Both the man and woman will face charges in the U.S.
Image: Members of Syrian Democratic Forces hold a flag of the Islamic State militants recovered at a building next to the stadium in Raqqa
Members of Syrian Democratic Forces hold a flag of the Islamic State militants recovered at a building next to the stadium in Raqqa, Syria on October 4, 2017.Erik de Castro / Reuters file

Federal prosecutors revealed Tuesday that a Michigan man and an Indiana woman have been brought back to the United States to face charges related to the ISIS terror group in Syria.

Court documents said that 28-year-old Ibraheem Izzy Musaibli of Dearborn was captured in Syria by coalition forces and transferred to U.S. custody. He was to be arraigned July 25 at the federal courthouse in Detroit.

"Musaibli’s alleged provision of material support to ISIS put the United States at risk and may have endangered the lives of countless innocent people," said John Demers, Assistant Attorney General for National Security.

Musaibli was charged with providing material support to a terrorist organization in the form of his own personal services. Prosecutors said he joined ISIS in April 2015 and was continuing to support the terror group until he was captured in June.

Matthew Schneider, the U.S. attorney in Detroit, said Musaibli supported ISIS for a substantial period.

"During that same time, American-backed coalition forces were fighting ISIS in Iraq and Syria," Schneider said.

Investigators said that Musaibli is a natural born U.S. citizen who was raised in Dearborn, dropped out of high school and helped his family operate a perfume store.
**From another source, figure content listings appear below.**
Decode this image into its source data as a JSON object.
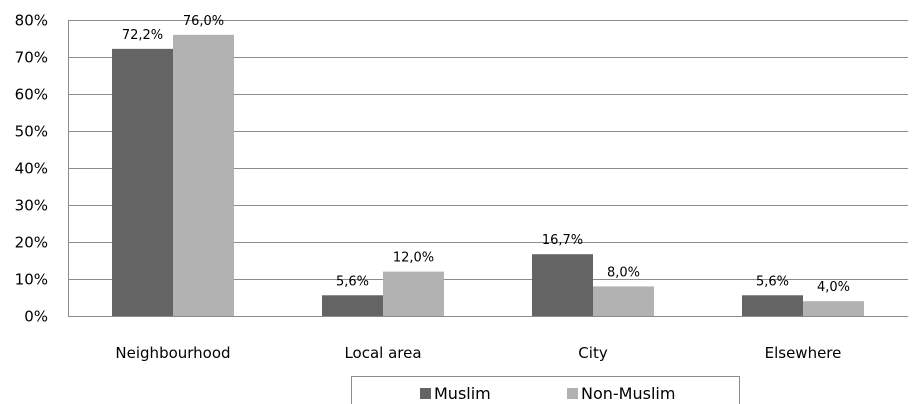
{
  "chart_data": {
    "type": "bar",
    "categories": [
      "Neighbourhood",
      "Local area",
      "City",
      "Elsewhere"
    ],
    "series": [
      {
        "name": "Muslim",
        "values": [
          72.2,
          5.6,
          16.7,
          5.6
        ],
        "labels": [
          "72,2%",
          "5,6%",
          "16,7%",
          "5,6%"
        ],
        "color": "#646464"
      },
      {
        "name": "Non-Muslim",
        "values": [
          76.0,
          12.0,
          8.0,
          4.0
        ],
        "labels": [
          "76,0%",
          "12,0%",
          "8,0%",
          "4,0%"
        ],
        "color": "#b2b2b2"
      }
    ],
    "ylim": [
      0,
      80
    ],
    "yticks": [
      0,
      10,
      20,
      30,
      40,
      50,
      60,
      70,
      80
    ],
    "ytick_labels": [
      "0%",
      "10%",
      "20%",
      "30%",
      "40%",
      "50%",
      "60%",
      "70%",
      "80%"
    ],
    "grid": true,
    "legend_position": "bottom",
    "colors": {
      "gridline": "#8c8c8c",
      "axis": "#8c8c8c",
      "text": "#000000"
    }
  }
}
Family members told the Detroit News that he moved to Yemen and was lured to Syria.

Separately, Samantha Elhassani of Indiana was charged with making false statements to the FBI. She was to appear for an initial hearing at the federal courthouse in Hammond at a later date, officials said.

She was brought to the U.S. along with her four minor children, who are U.S. citizens. They are now in the care of the Indiana Department of Child Services. Authorities said one of the children, a ten-year-old boy, had appeared in an ISIS propaganda video.

Investigators say she traveled to Syria with the children and her husband, who was killed while fighting with ISIS. In a March interview with the BBC and the PBS program "Frontline," Elhassani said her husband tricked the family into traveling to ISIS territory.

"The first think I say to him is, 'You're crazy and I'm leaving.' And he said with a big smile on his face, 'Go head. You can try, but you won't make it.'"

Defense Department officials said the Americans were brought back to the U.S. aboard a U.S. military aircraft.